## Classifying whether feedback left on a website is either positive or negative.

In [2]:
import numpy as np
import pandas as pd
import scipy
import sklearn
import matplotlib.pyplot as plt
import seaborn as sns

In [3]:
amazon = pd.read_csv("amazon_cells_labelled.txt",delimiter="\t",header=None)
amazon.columns = ['feedback','score']
amazon.head(5)
amazon.shape
# score 1 (positive), score 0 (negative)

(1000, 2)

In [4]:
# import negative sentiment words data to create list
# source citation: 
#    Minqing Hu and Bing Liu. "Mining and Summarizing Customer Reviews." 
#;       Proceedings of the ACM SIGKDD International Conference on Knowledge 
#;       Discovery and Data Mining (KDD-2004), Aug 22-25, 2004, Seattle, 
#;       Washington, USA, 
neg_words = pd.read_csv("negative-words.txt",delimiter='\t',encoding="ISO-8859-1",skiprows=34,header=None)
neg_words.columns = ["Negative Words"]

In [5]:
# change score to boolean values (looking for instances where negative messages return True)
amazon['score'] = (amazon['score'] == 0)
amazon.head(3)

Unnamed: 0,feedback,score
0,So there is no way for me to plug it in here i...,True
1,"Good case, Excellent value.",False
2,Great for the jawbone.,False


In [6]:
# create list of keywords + "!" 
keywords = list(neg_words.values.flatten())
keywords.append("no")
keywords.append("never")
keywords.append("not")
len(keywords)

4786

In [7]:
#strip punctuations from feedback messages
def strip_punctuation(message):
    from string import punctuation
    return ''.join(m for m in message if m not in punctuation)

# compare two lists to see if feedback contains negative word
def neg_message_check(df,col_name,alist):
    import re
    message_list = list(df[col_name].values.flatten())
    new_message_list = []
    for message in message_list:
        new_message = strip_punctuation(message.lower())
        #escape_message = re.escape(new_message)
        new_message_list.append(new_message)
        
    nm = pd.Series(new_message_list)
    df["modified_feedback"] = nm.values
    
    for key in alist:
        escaped_key = re.escape(key)
        df[str(key)] = df.modified_feedback.str.contains("" + str(escaped_key) + "",case=False)
        #amazon[str(key)] = amazon.modified_feedback.apply(lambda sentence: any(word in sentence for word in alist))

In [8]:
neg_message_check(amazon,"feedback",keywords)

In [9]:
data = amazon[keywords]
target = amazon["score"]

In [10]:
from sklearn.naive_bayes import BernoulliNB

bnb = BernoulliNB()

bnb.fit(data,target)

y_pred = bnb.predict(data)

print("Number of mislabeled points out of total {} points: {}".format(data.shape[0],(target != y_pred).sum()))

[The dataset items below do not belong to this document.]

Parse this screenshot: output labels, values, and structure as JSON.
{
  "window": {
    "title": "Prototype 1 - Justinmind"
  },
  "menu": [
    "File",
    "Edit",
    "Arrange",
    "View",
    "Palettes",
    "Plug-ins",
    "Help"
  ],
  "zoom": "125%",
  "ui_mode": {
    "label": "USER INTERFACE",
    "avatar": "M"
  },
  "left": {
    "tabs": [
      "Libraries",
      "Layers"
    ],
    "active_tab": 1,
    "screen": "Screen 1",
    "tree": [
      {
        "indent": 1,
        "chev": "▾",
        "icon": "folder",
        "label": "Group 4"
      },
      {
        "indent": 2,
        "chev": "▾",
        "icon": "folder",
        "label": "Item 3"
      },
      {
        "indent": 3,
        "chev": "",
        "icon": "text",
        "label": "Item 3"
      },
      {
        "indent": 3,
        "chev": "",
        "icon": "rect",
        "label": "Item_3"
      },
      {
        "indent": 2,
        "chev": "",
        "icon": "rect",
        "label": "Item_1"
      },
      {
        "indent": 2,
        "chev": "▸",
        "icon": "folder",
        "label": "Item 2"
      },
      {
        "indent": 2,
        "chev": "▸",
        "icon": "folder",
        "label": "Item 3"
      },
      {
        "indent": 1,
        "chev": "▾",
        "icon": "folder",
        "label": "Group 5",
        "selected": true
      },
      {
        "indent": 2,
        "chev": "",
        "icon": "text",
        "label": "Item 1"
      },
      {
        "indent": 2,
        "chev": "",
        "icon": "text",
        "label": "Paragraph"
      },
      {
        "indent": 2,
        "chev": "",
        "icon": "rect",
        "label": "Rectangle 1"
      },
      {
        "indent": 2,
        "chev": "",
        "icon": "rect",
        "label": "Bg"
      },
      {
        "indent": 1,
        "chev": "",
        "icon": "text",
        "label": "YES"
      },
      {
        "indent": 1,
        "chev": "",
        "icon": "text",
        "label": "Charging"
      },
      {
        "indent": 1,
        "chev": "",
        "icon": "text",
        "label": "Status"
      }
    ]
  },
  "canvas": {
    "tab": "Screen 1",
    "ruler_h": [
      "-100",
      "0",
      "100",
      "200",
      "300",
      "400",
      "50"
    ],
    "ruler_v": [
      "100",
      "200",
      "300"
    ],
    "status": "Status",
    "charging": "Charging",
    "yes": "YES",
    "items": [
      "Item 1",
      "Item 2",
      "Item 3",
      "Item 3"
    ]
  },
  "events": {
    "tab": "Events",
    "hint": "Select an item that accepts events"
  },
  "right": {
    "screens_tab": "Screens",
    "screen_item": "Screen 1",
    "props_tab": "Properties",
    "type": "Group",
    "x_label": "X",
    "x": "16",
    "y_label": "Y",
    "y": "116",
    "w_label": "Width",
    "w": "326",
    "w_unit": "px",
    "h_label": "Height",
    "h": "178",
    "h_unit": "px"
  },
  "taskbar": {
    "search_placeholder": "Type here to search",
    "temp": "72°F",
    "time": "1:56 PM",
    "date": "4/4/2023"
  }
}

Number of mislabeled points out of total 1000 points: 218


## Evaluating Classifier

In [11]:
# checking accuracy 
success = (1000-218)/1000
fails = 218/1000
print("Classifier successfully identified negative message: {}\n".format(success))
print("Classifier failed to identify negative message: {}".format(fails))

Classifier successfully identified negative message: 0.782

Classifier failed to identify negative message: 0.218


In [12]:
# confusion matrix (false negative, false positives, sensitivity, specificity)
from sklearn.metrics import confusion_matrix
confusion_matrix(target,y_pred)

array([[471,  29],
       [189, 311]])

False Negatives (Type II error): 189 of 218 errors are from failing to identify negative messages (miss)

False Positives (Type I error): 29 negative messages that were not negative messages (false alarm)

Sensitivity : 311 out of 500 (0.622) "how sensitive model is at identifying positives"

Specificity : 471 out of 500 (0.942) "% of negatives correctly identified"

### Testing for Overfitting

In [13]:
# holdout grouping
from sklearn.model_selection import train_test_split
X_train,X_test,y_train,y_test = train_test_split(data,target,test_size=0.2,random_state=20)
print("With 20% Holdout: " + str(bnb.fit(X_train,y_train).score(X_test,y_test)))
print('Testing on Sample: ' + str(bnb.fit(data,target).score(data,target)))

With 20% Holdout: 0.77
Testing on Sample: 0.782


Single holdout grouping shows little indication that there's overfitting present in the model. 

In [14]:
# cross validation (creating several holdout groups)
from sklearn.model_selection import cross_val_score
cross_val_score(bnb,data,target,cv=10)

array([0.66, 0.77, 0.78, 0.71, 0.79, 0.66, 0.69, 0.75, 0.78, 0.73])

There appears to be some fluctuation in the series of accuracy scores in cross validation array. There could potentially be some overfitting in the data...not clear how much fluctuation is ok to pass overfit test with cross validation."